Moitra is in the middle of a political storm after BJP MP Nishikant Dubey accused her of taking bribes from Hiranandani, the CEO of Hiranandani Group, to ask questions in parliament. Moitra, however, hit back, filing a defamation suit against Dubey in the Delhi High Court.
In a signed affidavit, Hiranandani said he had used Moitra’s login to ask questions after state-owned behemoth Indian Oil Corporation (IOC) booked capacity at Adani’s Dhamra LNG import facility in Odisha and not at his firm's planned facility.
Hiranandani said Moitra had made frequent demands including "expensive luxury items, providing support on renovation of her officially allotted bungalow in Delhi, travel expenses, holidays, etc, apart from providing secretarial and logistical help for her travels within India and to different parts of the world", reported PTI which claims to have reviewed the affidavit.
Hiranandani said he met Moitra at Bengal Global Business Summit in 2017 when she was a MLA.
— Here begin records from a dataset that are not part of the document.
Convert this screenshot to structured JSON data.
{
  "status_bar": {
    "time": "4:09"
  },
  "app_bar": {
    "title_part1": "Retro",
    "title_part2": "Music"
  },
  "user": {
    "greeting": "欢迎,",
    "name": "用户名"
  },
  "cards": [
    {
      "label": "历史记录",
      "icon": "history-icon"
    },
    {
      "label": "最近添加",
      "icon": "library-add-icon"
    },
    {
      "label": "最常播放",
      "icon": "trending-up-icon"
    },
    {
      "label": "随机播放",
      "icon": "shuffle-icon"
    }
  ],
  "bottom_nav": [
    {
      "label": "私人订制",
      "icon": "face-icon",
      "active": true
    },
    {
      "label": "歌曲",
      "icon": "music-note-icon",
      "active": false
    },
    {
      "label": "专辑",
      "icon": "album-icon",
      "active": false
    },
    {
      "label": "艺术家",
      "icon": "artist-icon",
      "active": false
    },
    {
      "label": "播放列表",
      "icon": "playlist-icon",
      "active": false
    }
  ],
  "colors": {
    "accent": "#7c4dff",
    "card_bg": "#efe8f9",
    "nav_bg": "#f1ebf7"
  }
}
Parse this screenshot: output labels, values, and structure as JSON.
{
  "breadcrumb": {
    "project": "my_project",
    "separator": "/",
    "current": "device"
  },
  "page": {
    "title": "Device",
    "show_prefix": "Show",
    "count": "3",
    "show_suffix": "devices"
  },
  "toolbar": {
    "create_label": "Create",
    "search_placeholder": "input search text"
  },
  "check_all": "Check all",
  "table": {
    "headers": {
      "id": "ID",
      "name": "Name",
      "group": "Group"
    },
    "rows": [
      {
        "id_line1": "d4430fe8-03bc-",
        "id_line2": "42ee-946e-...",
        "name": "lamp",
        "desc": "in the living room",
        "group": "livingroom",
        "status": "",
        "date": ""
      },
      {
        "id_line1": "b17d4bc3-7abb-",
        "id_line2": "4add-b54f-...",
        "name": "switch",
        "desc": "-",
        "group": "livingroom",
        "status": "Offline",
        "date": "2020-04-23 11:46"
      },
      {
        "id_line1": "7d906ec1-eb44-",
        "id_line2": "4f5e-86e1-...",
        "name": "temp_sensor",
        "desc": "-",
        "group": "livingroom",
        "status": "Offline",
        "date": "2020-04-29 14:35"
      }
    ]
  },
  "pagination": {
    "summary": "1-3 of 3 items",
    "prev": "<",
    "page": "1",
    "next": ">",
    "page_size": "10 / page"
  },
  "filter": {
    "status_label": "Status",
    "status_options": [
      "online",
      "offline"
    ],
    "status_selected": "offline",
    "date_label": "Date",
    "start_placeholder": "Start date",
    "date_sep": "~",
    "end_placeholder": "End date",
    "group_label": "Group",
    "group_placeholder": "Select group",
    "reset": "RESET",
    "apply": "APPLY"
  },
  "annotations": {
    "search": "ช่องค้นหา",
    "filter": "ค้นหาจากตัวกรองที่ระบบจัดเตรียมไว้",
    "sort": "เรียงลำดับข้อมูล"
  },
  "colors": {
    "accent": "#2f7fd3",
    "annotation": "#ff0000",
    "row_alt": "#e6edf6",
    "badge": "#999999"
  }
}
Hiranandani said she became a "close personal friend" over the years whom he had expected to use for getting business in states ruled by opposition parties.
"Moitra was very ambitious and wanted to make a name for herself at the national level. She was advised by her friends and advisors that the shortest possible route to fame is by personally attacking Modi,” Hiranandani said in his affidavit.
Since Modi enjoyed “an impeccable reputation and was not giving any opportunity to anyone to attack him in policy”, Moitra thought that the “only way to attack Modi is by attacking Gautam Adani and his group as both were contemporaries and they belong to the same state of Gujarat’, the affidavit further said.
"She shared with me her email ID as Member of Parliament, so that I could send her information, and she could raise the questions in the Parliament. I went along with her proposal," he claimed.
After the impressive response she received after raising the first set of questions, Hiranandani said, Moitra shared her Parliament login and password with him so that he could post the questions directly on her behalf when required.